See Communication GLEs 1.1.1 and 1.1.2 for some ideas on this. Obviously with any activity, there are different roles for people. By using activities with pre-prescribed roles, or by taking away resources from some group members and other resources from others (i.e. half the group has no arms, but the other half cannot talk), you can create scenarios where different people come out as the main communicators. And you create different types of communication that become helpful and even necessary.

Communications GLE 4.1.1 Analyzes and evaluates strengths and weaknesses of one’s own communication using own or established criteria.

  • Articulates the qualities that make communication effective (e.g., body language, pace, volume, tone, expression).
  • Seeks, considers, and uses feedback from a variety of sources to improve communication (e.g., teachers, peers, community members, and family members).
  • Critiques style and content of own communication in public, group work, personal settings, and/or interviews.
  • Justifies language and techniques used when deviating from established criteria (e.g., deliberate use of nonstandard English to create effect or appeal to audience).
  • Weighs effect of presentation on audience (e.g., uses verbal and nonverbal audience response and feedback to determine effect).

Communications GLE 4.1.2 Analyzes and evaluates strengths and weaknesses of others’ formal and informal communication using own or established criteria.

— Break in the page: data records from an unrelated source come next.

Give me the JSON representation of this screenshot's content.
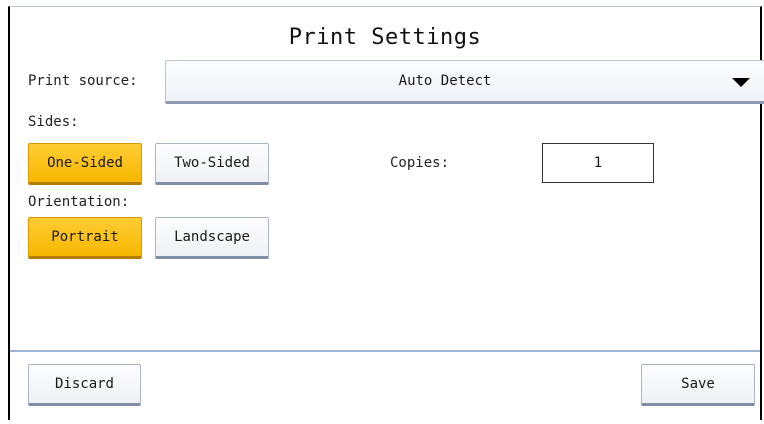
{
  "header": {
    "title": "Print Settings"
  },
  "print_source": {
    "label": "Print source:",
    "value": "Auto Detect"
  },
  "sides": {
    "label": "Sides:",
    "options": [
      "One-Sided",
      "Two-Sided"
    ],
    "selected": "One-Sided"
  },
  "copies": {
    "label": "Copies:",
    "value": "1"
  },
  "orientation": {
    "label": "Orientation:",
    "options": [
      "Portrait",
      "Landscape"
    ],
    "selected": "Portrait"
  },
  "footer": {
    "discard_label": "Discard",
    "save_label": "Save"
  },
  "colors": {
    "selected": "#f6b800",
    "divider": "#9db4d6"
  }
}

  • Examines accuracy of content and terminology for specific content areas in others’ communication (e.g., compare texts using correct literary terminology).
  • Critiques others’ communication and/or delivery independently and in groups according to detailed culturally sensitive scoring criteria.
  • Offers feedback to peers in support of improving both formal and informal communication.
Using activities that are described in some of the other GLE’s here (particularly Communication GLEs 1.1.1, 1.1.2, and 3.3.1), focus can be place during the debriefing process on analyzing how communication was effective or ineffective. To further emphasize this GLE (if this is a primary objective), activities can be assigned rotating “leaders” who then get feedback from their peers after the activity.

Communications GLE 4.2.1 Applies strategies for setting grade level appropriate goals and evaluates improvement in communication.

  • Sets goals for all forms of oral communication using feedback and creates a plan to meet the goals (e.g., groupwork, formal presentation, conversation, interview, debate).
  • Monitors progress through the use of a variety of tools (e.g., portfolios, logs, rubrics, reflection journals, or video portfolio), making adjustments as needed.
Goal setting is hugely important on the ropes course. Success can only truly be measured if a goal is set. Often times, a distinction can be made through a series of activities between an implied goal, and imposed goal, and a self-set goal. Often times, even if a goal is not imposed on a group, a implied goal exists (i.e. get to the top, ring the bell, grab the trapeze). By starting with activities down low that subvert or hide the actual goal (students have to guess at what the goal is), you can turn upside down the hidden goals they have when they get high.